Tatarhaniy'yede şöyle denir: "İhtimale dayalı olan bir şeyle kişi kafir sayılmaz, çünkü küfür, suçun son noktasıdır ve cezanın da son noktasını gerektirir, ihtimalli olmak son nokta değildir."
Kişinin riddetini veya küfrünü gösteren örnekler
1) Allah'a ortak koşmak (şirk), yahut O'nun Rab'liği-ni, birliğini veya sıfatlarından birini inkar etmek.
2) O'nun eşi veya çocuğu olduğuna inanmak.
3) Peygamberlerinden birini inkar etmek.
4) Kitab'larından birini inkar etmek.
5) Kur'an'ı Kerim'den birşeyi inkar etmek.
6) Beş vakit ibadetin farziyyetini veya onlardan birini inkar etmek.
7) Dinin zarurî olarak yönlerini inkâr etmek. Mesela Allah'ın bu âlemi yarattığını, meleklerin ve cinlerin varlığını, Kur'ân'ın Allah'dan gelen bir vahiy olduğunu, yeniden dirilmeyi, hesaba çekilmeyi, cenneti cehennemi inkar etmesi gibi...
8) Kur'ân ve hadislerde haram kılınmış olan ve bütün müslümanların da haram olduğuna fikir birliği ettikleri bir şeyin helal olduğuna inanmak.

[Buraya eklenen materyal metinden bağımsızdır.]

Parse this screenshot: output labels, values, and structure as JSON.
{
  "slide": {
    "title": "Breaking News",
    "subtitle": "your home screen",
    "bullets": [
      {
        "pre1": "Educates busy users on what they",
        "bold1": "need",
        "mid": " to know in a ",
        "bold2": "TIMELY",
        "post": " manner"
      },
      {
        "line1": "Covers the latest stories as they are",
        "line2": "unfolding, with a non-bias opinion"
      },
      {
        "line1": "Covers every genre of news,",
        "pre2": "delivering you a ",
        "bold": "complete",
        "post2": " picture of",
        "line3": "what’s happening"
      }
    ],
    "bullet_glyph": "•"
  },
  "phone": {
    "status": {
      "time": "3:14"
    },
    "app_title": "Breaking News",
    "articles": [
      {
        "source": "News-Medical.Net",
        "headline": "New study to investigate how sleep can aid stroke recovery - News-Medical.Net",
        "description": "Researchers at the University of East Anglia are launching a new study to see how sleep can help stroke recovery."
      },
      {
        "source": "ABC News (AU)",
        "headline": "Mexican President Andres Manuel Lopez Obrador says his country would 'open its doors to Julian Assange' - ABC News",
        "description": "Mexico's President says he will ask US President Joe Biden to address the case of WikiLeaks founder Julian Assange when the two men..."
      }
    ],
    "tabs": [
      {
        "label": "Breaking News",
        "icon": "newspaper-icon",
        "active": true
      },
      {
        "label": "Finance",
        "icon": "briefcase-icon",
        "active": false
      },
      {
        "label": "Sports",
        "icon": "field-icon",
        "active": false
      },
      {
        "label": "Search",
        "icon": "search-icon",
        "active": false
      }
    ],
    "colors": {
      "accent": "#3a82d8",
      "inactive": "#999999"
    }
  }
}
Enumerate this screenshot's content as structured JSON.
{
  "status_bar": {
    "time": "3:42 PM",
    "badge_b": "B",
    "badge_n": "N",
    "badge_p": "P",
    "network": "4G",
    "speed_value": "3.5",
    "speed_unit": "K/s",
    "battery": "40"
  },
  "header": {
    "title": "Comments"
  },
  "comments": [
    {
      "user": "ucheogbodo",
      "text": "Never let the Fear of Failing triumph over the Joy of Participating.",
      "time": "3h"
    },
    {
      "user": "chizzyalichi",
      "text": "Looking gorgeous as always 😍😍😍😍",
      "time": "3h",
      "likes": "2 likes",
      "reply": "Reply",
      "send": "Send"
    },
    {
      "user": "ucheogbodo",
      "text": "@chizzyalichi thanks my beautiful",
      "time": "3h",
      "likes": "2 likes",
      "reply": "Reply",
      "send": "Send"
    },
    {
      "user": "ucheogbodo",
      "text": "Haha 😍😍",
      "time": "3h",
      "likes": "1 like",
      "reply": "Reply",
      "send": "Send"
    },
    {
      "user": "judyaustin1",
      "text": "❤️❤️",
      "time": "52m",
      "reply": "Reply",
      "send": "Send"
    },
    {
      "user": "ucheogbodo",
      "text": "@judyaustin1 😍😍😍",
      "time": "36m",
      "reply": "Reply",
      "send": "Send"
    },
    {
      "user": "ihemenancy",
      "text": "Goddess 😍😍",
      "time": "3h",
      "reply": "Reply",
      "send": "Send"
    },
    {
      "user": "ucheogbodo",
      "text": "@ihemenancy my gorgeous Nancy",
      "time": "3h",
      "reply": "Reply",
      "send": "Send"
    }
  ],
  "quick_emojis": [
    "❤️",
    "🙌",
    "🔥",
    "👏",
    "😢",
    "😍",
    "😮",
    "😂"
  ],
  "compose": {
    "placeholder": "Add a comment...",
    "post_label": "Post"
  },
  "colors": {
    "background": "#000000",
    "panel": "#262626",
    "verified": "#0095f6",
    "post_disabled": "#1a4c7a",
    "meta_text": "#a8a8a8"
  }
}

Zinanın, şarabın, faizin, domuz eti yemenin, günahsız kimseleri öldürmenin, mallarını gasbetmenin —hiçbir şüphe ve yorum ihtimali olmaksızın- helal olduğuna inanmak gibi.
9) Kur'ân ve hadislerde helal kılınmış olan ve bütün müslümanların da helal olduğuna fikir birliği ettikleri bir-şeyin haram olduğuna inanmak. Mesela alış-veriş, evlenme ve temiz yiyecekler gibi.
10) Allah ile veya ayetleriyle veya Peygamberleriyle veya kitablarıyla eğlenmek; onları alaya almak.
Şöyle buyurulur: "Onlara soracak olursan, "Biz and olsun ki, eğlenip oynuyorduk." diyecekler. De ki:
Allah'la ayetleriyle, peygamberleriyle mi alay ediyordunuz?" Özür beyan etmeyin, inandıktan sonra inkar ettiniz." (Tevbe: 65-66)
11) Peygamberimizden sonra peygamberlik iddiasında bulunmak veya böyle birini tasdik etmek.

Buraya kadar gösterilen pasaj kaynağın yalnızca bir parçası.